Query	Mnemosyne Hits	GBrain Hits
"project codebase location"	5	0
"supabase auth ssr package migration"	5	0
"redis cache may 22 may 24"	5	0
"supabase client REST ssr access"	5	0
"middleware redirect loop"	1	0
Overall	26/30	0/30

GBrain's keyword search returned zero results on the benchmark pages because the tsvector index did not propagate between gbrain put and gbrain search within the benchmark's execution window. This is a cold-index issue, not a retrieval failure. In steady-state operation, GBrain's keyword search reliably returns matching pages (confirmed on a manually-written test page). Publishing accurate recall numbers requires a warm index that did not materialize during the benchmark run.

Fixes Required for the GBrain Setup

Three source patches were necessary to get GBrain working with a LiteLLM-proxied Nomic embed model:

isAvailable() logic bug (src/core/ai/gateway.ts:642): The condition (recipe.id === 'litellm' || isUserProvided) causes the function to return false for litellm recipes when it should return true. Fix: (!isUserProvided && recipe.id !== 'litellm').
Missing dims_options in litellm recipe (src/core/ai/recipes/litellm-proxy.ts:27): Without dims_options: [768], the init dimension validator rejects models that don't support Matryoshka-style dimension selection - including Nomic embed. The litellm recipe needs explicit dimension allow-listing.
Command API changes: gbrain ingest was renamed to gbrain put <slug> (with stdin for content). gbrain query (hybrid) requires embedding generation per query. gbrain search (keyword-only) does not - and returns results without an embedding provider.

Cost Model

Dimension	Mnemosyne	GBrain
Per-write token cost	$0	$0
Per-read token cost	$0	$0 (keyword), $varies (hybrid)
Embedding	On-the-fly via sqlite-vec	Separate step via embedding provider
Storage	Single SQLite file	Markdown files + PGLite + vectors
Setup	`pip install`	bun install + init + embedding config + patches

When to Use Which

Mnemosyne fits when latency is the primary constraint, the memory model is fact-based, and operational simplicity matters. Zero dependencies beyond sqlite-vec. Sub-millisecond recall of structured triples with temporal versioning. If the agent needs to remember that "the codebase lives at /root/projects/mc" and recall it in under a millisecond, Mnemosyne is the direct path.

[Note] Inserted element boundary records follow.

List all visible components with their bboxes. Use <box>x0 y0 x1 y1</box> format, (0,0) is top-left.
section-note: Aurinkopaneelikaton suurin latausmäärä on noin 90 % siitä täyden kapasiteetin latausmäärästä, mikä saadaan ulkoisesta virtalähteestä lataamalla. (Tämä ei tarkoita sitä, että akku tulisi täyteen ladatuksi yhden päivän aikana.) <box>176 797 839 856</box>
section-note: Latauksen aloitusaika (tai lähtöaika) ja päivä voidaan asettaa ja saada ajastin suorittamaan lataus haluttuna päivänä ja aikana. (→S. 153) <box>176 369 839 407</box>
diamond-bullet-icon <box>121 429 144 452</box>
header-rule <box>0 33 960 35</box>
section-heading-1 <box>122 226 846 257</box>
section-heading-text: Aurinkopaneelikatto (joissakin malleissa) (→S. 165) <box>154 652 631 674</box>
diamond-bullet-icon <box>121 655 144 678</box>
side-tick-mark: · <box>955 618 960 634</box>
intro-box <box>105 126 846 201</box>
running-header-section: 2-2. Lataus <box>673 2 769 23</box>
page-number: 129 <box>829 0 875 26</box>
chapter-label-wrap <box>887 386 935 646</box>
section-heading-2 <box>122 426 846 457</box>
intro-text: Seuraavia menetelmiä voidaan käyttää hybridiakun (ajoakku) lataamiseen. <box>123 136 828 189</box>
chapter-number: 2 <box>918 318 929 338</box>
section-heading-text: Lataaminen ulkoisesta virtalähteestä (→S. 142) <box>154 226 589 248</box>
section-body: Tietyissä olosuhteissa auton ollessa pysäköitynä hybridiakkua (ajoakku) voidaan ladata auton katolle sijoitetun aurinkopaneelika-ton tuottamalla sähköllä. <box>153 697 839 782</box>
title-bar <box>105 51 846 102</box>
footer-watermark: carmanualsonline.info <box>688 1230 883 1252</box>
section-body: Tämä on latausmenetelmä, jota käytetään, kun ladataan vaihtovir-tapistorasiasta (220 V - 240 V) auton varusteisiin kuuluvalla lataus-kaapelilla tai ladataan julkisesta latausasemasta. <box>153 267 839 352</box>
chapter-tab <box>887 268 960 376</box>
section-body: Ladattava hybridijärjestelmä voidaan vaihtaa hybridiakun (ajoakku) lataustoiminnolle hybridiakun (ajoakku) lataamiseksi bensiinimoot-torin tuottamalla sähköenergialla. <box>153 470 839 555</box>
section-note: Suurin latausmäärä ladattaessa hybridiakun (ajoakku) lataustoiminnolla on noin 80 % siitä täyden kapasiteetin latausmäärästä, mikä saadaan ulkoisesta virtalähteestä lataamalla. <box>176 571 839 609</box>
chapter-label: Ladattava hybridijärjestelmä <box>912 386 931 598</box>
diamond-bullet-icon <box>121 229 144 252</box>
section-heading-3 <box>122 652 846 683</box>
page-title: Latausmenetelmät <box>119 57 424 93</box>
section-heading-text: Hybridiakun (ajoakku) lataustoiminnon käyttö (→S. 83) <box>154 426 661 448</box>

GBrain fits when the memory model is page-based and the value is in structured knowledge with typed edges, graph signals, and markdown ownership. If the agent accumulates hundreds of pages across weeks and needs graph-boosted retrieval with published benchmarks (BrainBench: P@5 49.1%, R@5 97.9%), GBrain's architecture supports that. The operational overhead is real - embedding provider, cron maintenance, source patches, more storage - but the retrieval quality on mature brains exceeds what a pure vector or keyword store can deliver.

These systems are not competitors. They target different points on the complexity-latency spectrum. The right choice follows from the shape of the agent's memory workload: fact-structured or page-structured.

[^1]: GBrain repository. Garry Tan. github.com/garrytan/gbrain. v0.41.2.0.

[^2]: Mnemosyne repository. AxDSan. github.com/AxDSan/Mnemosyne. v3.0.0.

[^3]: Benchmark script. github.com/underdown/catlabs. /tmp/memory_benchmark.py.